Party leader and economist Geoff Simmons says the universal basic income works out to $250 a week for everyone, without means testing. But it would save the country about $8 billion a year.
"That largely gets rid of the benefit system and simplifies the tax system at the same time - we save a whole bunch in bureaucracy, it makes work pay, will inject money into local economies, and it acknowledges unpaid work.
"The trouble with the job seekers benefit is that when people work they lose that - so there's this welfare trap that's created that traps people in unemployment. The universal basic income gets rid of that, and makes work pay, so that every hour you work you're getting rewarded for that work."
He says while people are surprised it wouldn't be means tested, the policy actually works out better for those earning less.
"We're proposing a 33 percent flat tax. So the people on higher incomes don't really get the full benefit of the UBI. You get it back through the tax system.
"The real winners of the UBI are the working poor, so someone on the minimum wage gets another $6000 a year, they leapfrog the living wage. It really helps out the working poor families we have in New Zealand.

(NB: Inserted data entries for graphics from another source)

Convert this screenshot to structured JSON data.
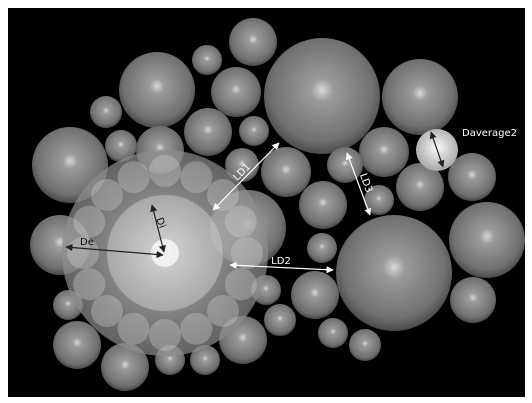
{
  "annotations": [
    {
      "label": "LD1"
    },
    {
      "label": "LD2"
    },
    {
      "label": "LD3"
    },
    {
      "label": "Daverage2"
    },
    {
      "label": "De"
    },
    {
      "label": "Di"
    }
  ]
}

"The real savings in this system are from the simplicity and the reductions in bureaucracy that it creates. What we've seen from overseas experiments is that actually everyone's better with a UBI, because more people work, more people train, and we actually grow the economy as a result."
The 33 percent flat tax proposed would also apply to companies, which is a jump from the current 28 percent.
"Effectively, business company tax is a withholding tax anyway, people pay income tax on that income eventually. And if all income tax is at 33 percent, then there wouldn't need to be a difference.
"All companies end up paying money out to people, and people end up paying the 33 percent regardless - once you simplify the tax system there's no need for different rates."
The party also wants a new approach to housing. It says housing is "severely unaffordable, and house prices and rents have risen faster than incomes for 30 years, so it aims to keep them stable for 30 years to allow incomes to catch up.
New high density housing developments should be concentrated around public transport, tax advantages would be removed from housing investments, and the party says it will give significant subsidies to not-for-profits, charities, and cultural organisations who build and own social housing.
"Within cities the RMA has very clearly failed in terms of allowing greater density of development, so we propose a new urban development act," Simmons says.
"But the other big thing that none of the major parties are talking about is the need to invest in local infrastructure - in order to build more densely in a city, like Wellington, we need to invest in things like water infrastructure. We've got pipes and sewage pipes bursting.
"We need to make that investment so that councils have the incentive to allow for development, and they have the money available to invest in that infrastructure."